Interstitial telomeric sequences (ITSs) in hamster cells are hot spots for spontaneous and induced chromosome aberrations (CAs). Most data on ITS instability to date have been obtained in DNA repair-proficient cells. The classical non-homologous end joining repair pathway (C-NHEJ), which is the principal double strand break (DSB) repair mechanism in mammalian cells, is thought to restore the morphologically correct chromosome structure. The production of CAs thus involves DNA-PKcs-independent repair pathways. In our current study, we investigated the participation of DNA-PKcs from the C-NHEJ pathway in the repair of spontaneous or radiation-induced DSBs in ITSs using wild-type and DNA-PKcs mutant Chinese hamster ovary cells. Our data demonstrate that DNA-PKcs stabilizes spontaneous DSBs within ITSs from the chromosome 9 long arm, leading to the formation of terminal deletions. In addition, we show that DNA-PKcs-dependent C-NHEJ is employed following radiation-induced DSBs in other ITSs and restores morphologically correct chromosomes, whereas DNA-PKcs independent mechanisms co-exist in DNA-PKcs proficient cells leading to an excess of CAs within ITSs.
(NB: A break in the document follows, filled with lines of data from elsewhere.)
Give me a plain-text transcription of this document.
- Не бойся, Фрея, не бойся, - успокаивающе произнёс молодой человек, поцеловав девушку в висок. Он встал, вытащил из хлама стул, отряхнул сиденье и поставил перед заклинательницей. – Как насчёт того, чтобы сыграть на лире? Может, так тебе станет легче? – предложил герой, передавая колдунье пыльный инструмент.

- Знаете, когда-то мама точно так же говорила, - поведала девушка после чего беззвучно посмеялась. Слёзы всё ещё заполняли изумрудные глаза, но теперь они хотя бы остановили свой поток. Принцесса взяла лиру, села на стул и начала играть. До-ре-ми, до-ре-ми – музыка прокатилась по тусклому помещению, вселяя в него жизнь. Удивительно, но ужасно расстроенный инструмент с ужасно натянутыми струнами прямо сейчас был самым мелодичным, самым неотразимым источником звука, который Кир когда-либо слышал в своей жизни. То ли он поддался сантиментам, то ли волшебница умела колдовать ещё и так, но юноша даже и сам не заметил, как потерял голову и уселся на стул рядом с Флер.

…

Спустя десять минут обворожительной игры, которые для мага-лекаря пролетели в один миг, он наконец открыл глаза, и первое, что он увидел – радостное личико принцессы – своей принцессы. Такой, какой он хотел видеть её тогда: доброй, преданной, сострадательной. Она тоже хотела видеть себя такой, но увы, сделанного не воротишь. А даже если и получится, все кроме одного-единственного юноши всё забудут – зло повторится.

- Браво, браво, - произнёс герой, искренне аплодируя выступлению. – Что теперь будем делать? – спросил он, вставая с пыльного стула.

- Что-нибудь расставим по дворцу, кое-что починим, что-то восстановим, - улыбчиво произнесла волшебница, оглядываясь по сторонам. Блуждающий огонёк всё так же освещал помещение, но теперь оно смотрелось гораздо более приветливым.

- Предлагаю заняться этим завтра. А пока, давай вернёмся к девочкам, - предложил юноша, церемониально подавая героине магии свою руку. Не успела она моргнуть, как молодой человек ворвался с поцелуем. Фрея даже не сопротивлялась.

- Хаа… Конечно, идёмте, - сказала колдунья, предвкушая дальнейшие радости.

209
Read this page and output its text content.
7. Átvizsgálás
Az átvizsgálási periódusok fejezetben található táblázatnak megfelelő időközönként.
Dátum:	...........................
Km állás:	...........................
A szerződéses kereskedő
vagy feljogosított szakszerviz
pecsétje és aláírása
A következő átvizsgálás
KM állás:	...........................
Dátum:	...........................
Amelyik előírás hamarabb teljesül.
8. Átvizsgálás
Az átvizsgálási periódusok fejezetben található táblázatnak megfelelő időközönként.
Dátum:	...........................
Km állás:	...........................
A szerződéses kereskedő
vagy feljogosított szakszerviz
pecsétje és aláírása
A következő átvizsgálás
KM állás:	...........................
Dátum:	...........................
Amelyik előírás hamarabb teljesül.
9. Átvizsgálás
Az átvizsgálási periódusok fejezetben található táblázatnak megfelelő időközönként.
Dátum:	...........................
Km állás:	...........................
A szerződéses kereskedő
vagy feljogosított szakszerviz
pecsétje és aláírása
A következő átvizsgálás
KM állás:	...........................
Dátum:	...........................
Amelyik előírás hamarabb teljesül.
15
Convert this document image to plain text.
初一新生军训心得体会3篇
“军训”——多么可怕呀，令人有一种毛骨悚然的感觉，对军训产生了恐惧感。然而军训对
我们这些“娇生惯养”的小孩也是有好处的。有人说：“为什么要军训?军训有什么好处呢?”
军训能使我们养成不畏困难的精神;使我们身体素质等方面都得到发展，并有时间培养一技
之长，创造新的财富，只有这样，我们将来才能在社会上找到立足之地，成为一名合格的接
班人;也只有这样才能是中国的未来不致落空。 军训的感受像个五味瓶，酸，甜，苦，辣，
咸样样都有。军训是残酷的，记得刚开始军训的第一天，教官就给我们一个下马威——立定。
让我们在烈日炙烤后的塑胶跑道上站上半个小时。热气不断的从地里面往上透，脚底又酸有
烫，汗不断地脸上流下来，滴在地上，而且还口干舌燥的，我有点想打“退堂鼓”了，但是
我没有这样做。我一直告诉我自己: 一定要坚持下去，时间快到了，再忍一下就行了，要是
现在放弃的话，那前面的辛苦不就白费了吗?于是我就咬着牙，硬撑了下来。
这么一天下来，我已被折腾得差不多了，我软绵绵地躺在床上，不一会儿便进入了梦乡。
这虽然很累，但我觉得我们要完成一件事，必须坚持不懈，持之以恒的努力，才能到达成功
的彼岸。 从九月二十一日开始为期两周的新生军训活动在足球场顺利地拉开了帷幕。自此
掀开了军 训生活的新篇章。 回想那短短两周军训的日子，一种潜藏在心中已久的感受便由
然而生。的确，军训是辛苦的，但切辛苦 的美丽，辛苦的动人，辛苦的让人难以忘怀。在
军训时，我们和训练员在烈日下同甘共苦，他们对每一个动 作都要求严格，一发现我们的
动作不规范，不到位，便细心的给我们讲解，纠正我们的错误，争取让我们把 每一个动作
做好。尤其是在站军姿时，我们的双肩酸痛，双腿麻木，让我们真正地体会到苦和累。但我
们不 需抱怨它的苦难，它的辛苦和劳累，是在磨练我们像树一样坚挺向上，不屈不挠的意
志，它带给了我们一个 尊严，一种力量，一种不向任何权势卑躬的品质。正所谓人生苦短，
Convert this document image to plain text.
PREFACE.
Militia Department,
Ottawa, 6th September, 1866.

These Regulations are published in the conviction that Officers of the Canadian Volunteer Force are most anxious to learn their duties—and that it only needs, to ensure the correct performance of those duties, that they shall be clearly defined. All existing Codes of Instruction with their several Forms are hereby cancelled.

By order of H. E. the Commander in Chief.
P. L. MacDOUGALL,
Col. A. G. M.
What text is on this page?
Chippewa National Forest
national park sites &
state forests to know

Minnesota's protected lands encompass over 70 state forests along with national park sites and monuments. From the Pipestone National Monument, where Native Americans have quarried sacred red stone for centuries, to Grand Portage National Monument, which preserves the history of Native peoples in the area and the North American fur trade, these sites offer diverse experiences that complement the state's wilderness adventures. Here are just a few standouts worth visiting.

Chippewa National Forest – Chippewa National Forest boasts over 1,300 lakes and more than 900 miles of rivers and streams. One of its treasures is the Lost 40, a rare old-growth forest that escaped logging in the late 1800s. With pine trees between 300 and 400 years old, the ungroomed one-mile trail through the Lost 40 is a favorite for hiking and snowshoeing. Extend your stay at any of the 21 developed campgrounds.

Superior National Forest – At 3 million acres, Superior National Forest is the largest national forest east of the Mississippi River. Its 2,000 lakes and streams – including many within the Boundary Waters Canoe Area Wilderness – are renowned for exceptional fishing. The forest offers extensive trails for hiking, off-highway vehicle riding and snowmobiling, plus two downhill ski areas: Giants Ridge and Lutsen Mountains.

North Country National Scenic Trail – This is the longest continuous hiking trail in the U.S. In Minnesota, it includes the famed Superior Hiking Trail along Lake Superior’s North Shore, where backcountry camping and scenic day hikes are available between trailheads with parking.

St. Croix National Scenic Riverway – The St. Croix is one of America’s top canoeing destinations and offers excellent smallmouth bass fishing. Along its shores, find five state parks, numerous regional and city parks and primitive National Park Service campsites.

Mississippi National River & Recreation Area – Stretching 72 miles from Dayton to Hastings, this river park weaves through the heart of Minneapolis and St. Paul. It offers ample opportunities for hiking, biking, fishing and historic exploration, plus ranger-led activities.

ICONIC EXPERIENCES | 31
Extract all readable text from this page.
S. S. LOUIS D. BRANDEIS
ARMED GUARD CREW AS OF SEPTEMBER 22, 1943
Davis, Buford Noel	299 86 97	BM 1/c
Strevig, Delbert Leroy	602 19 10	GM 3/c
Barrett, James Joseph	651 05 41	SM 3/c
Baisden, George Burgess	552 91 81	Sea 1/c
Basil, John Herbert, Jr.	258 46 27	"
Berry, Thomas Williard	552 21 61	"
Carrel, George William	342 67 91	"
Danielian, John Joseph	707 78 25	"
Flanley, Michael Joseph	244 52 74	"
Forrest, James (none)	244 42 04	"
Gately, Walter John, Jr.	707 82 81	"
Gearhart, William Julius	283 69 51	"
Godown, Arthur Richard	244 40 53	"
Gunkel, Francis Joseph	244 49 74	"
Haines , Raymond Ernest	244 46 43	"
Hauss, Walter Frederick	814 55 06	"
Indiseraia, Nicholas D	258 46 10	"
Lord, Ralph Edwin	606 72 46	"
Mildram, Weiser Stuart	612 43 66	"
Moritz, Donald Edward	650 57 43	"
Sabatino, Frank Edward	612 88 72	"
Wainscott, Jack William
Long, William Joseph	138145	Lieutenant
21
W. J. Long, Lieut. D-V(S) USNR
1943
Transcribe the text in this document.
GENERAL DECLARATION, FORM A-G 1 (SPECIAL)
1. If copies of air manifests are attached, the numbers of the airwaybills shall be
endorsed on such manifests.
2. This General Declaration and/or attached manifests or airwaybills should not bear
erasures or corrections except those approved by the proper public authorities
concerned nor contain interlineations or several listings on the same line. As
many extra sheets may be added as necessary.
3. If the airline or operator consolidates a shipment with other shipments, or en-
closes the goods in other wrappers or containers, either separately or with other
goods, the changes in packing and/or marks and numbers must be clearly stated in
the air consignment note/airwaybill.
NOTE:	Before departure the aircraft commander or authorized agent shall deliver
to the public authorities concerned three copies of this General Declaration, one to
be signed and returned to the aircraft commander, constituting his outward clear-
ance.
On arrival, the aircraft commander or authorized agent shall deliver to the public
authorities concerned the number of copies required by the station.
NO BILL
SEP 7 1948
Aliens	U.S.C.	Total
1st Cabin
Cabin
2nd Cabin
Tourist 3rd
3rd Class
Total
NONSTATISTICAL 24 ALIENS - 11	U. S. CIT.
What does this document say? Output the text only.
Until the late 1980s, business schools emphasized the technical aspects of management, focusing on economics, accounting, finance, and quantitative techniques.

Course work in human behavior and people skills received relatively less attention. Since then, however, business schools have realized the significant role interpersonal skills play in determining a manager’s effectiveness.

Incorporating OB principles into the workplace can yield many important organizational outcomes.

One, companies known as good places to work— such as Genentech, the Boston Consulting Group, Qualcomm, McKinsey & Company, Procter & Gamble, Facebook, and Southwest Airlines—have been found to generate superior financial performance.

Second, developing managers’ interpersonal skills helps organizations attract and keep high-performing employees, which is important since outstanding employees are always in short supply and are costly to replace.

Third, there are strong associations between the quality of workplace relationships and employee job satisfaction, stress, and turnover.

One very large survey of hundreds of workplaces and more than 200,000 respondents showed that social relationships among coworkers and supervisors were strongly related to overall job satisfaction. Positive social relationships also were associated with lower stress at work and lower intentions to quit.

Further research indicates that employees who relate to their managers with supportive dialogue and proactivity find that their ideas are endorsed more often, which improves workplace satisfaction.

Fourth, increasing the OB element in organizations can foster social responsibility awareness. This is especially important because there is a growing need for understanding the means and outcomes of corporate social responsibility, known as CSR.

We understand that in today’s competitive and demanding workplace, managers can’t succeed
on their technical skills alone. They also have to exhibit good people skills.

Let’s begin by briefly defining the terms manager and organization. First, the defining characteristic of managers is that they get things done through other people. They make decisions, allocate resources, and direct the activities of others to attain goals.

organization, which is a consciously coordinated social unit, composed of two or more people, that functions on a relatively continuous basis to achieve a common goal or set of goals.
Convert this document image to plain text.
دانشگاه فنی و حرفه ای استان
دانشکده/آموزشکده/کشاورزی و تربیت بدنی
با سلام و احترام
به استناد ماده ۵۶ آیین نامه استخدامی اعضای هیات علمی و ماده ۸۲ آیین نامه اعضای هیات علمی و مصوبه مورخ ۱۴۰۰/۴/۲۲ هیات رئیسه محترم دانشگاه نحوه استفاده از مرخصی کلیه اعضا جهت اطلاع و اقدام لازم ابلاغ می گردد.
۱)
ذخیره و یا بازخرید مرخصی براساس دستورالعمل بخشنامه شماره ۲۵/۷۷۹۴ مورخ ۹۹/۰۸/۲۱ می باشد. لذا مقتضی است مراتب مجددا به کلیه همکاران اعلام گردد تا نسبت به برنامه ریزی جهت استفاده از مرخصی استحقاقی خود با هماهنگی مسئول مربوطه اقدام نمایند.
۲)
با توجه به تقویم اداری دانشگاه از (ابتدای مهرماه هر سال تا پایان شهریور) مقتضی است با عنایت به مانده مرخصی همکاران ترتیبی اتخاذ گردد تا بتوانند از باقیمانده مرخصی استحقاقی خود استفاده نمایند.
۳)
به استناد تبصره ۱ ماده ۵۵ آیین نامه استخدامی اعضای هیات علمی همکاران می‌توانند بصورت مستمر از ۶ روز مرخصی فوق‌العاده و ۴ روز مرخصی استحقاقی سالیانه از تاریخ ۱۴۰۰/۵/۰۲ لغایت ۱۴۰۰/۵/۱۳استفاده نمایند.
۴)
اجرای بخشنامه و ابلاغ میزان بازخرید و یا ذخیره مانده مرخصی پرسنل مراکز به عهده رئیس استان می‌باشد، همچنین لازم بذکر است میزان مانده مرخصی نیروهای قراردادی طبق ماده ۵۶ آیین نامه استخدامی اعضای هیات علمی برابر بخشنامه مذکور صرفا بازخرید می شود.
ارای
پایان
仓鼠细胞中的间质端粒序列(ITSs)是自发和诱导染色体畸变(CAs)的热点区域。迄今为止,关于ITS不稳定性的大多数数据都是在DNA修复功能正常的细胞中获得的。经典的非同源末端连接修复途径(C-NHEJ)是哺乳动物细胞中主要的双链断裂(DSB)修复机制,被认为可以恢复形态上正确的染色体结构。因此,CAs的产生涉及不依赖DNA-PKcs的修复途径。在我们目前的研究中,我们使用野生型和DNA-PKcs突变的中国仓鼠卵巢细胞,研究了C-NHEJ途径中的DNA-PKcs在修复ITS中自发或辐射诱导的DSB中的作用。我们的数据表明,DNA-PKcs可稳定9号染色体长臂ITS内的自发DSB,导致末端缺失的形成。此外,我们还表明,在其他ITS中辐射诱导DSB后,会采用依赖DNA-PKcs的C-NHEJ来恢复形态上正确的染色体,而在DNA-PKcs功能正常的细胞中,存在不依赖DNA-PKcs的机制,导致ITS内出现过多的CAs。